Lawmaker targets Candy Crush, other apps with ban on ‘pay to win’ schemes

By Yaron

Video game apps including the popular Candy Crush would be banned from offering “pay to win” schemes aimed at kids, who pay for upgrades and bonus features, under federal legislation introduced Wednesday.

Republican Sen. Josh Hawley of Missouri proposed a bill that covers games explicitly targeted to underage players whose parents end up forking over dough for the in-game purchases, according to the Washington Post.

“When a game is designed for kids, game developers shouldn’t be allowed to monetize addiction,” Hawley said in a statement.

“And when kids play games designed for adults, they should be walled off from compulsive microtransactions. Game developers who knowingly exploit children should face legal consequences,” the freshman senator added as he takes on the tech industry.

Last week, in a speech to Stanford University’s Hoover Institution, he slammed social media companies for profiting off the addiction of their users, the Kansas City Star reported.

Hawley has already introduced a bill to restrict internet companies from amassing data from users under 13 years old.

The legislation outlined Wednesday – the Protecting Children from Abusive Games Act – takes aim at a lucrative industry revenue stream that analysts say could be worth in excess of $50 billion.

But the industry has drawn worldwide scrutiny amid fears it promotes addictive behaviors and entices children to gamble.

Under the measure, the video game companies also would be prohibited from offering “loot boxes,” which can be purchased or offered as rewards for achieving certain goals in a game.

The measure takes particular aim at Candy Crush, a free puzzle app that contains a bundle that enables users to pay $149.99 for 24 hours of unlimited lives and other bonus features.

A spokesman for the game’s publisher, Activision Blizzard, declined to comment to the Washington Post. King, the game’s Malta-based developer, did not immediately respond to an email from the Kansas paper.

Josh Golin, head of the Campaign for Commercial-Free Childhood, applauded Hawley for the legislation.

“It is beyond unfair for developers to rig their games to manipulate children into making purchases themselves or nagging their parents to do so,” Golin told the Kansas City Star in a statement.

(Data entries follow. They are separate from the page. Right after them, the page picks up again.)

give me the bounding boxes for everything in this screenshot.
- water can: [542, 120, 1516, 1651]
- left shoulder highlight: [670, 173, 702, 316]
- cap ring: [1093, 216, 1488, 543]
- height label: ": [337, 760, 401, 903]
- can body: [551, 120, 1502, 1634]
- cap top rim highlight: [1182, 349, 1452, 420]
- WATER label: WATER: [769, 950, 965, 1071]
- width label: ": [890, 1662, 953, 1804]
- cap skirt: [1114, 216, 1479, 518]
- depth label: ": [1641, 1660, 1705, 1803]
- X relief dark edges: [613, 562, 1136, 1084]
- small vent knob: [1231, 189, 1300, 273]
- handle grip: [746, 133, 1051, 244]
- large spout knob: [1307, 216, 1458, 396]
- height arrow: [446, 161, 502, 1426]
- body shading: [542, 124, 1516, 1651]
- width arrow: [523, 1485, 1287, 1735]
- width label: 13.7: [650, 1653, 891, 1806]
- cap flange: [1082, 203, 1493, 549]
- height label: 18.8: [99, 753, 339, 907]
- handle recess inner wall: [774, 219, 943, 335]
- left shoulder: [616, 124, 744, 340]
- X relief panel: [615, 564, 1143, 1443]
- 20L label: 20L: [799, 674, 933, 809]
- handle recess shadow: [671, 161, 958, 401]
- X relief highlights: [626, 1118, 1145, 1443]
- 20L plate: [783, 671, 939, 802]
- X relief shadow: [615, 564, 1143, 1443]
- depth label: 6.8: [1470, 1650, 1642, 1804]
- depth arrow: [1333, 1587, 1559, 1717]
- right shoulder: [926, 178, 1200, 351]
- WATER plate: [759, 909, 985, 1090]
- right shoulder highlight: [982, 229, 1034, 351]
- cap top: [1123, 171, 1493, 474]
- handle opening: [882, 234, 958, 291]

“Games that require additional payments to advance take advantage of children’s natural inclination to master new skills and compete.”

The Entertainment Software Association, a major lobbying group for the video game industry, cited other countries, including Ireland and Germany, that “determined that loot boxes do not constitute gambling.”

“We look forward to sharing with the senator the tools and information the industry already provides that keeps the control of in-game spending in parents’ hands,” Stanley Pierre-Louis, the group’s acting president, told the Washington Post.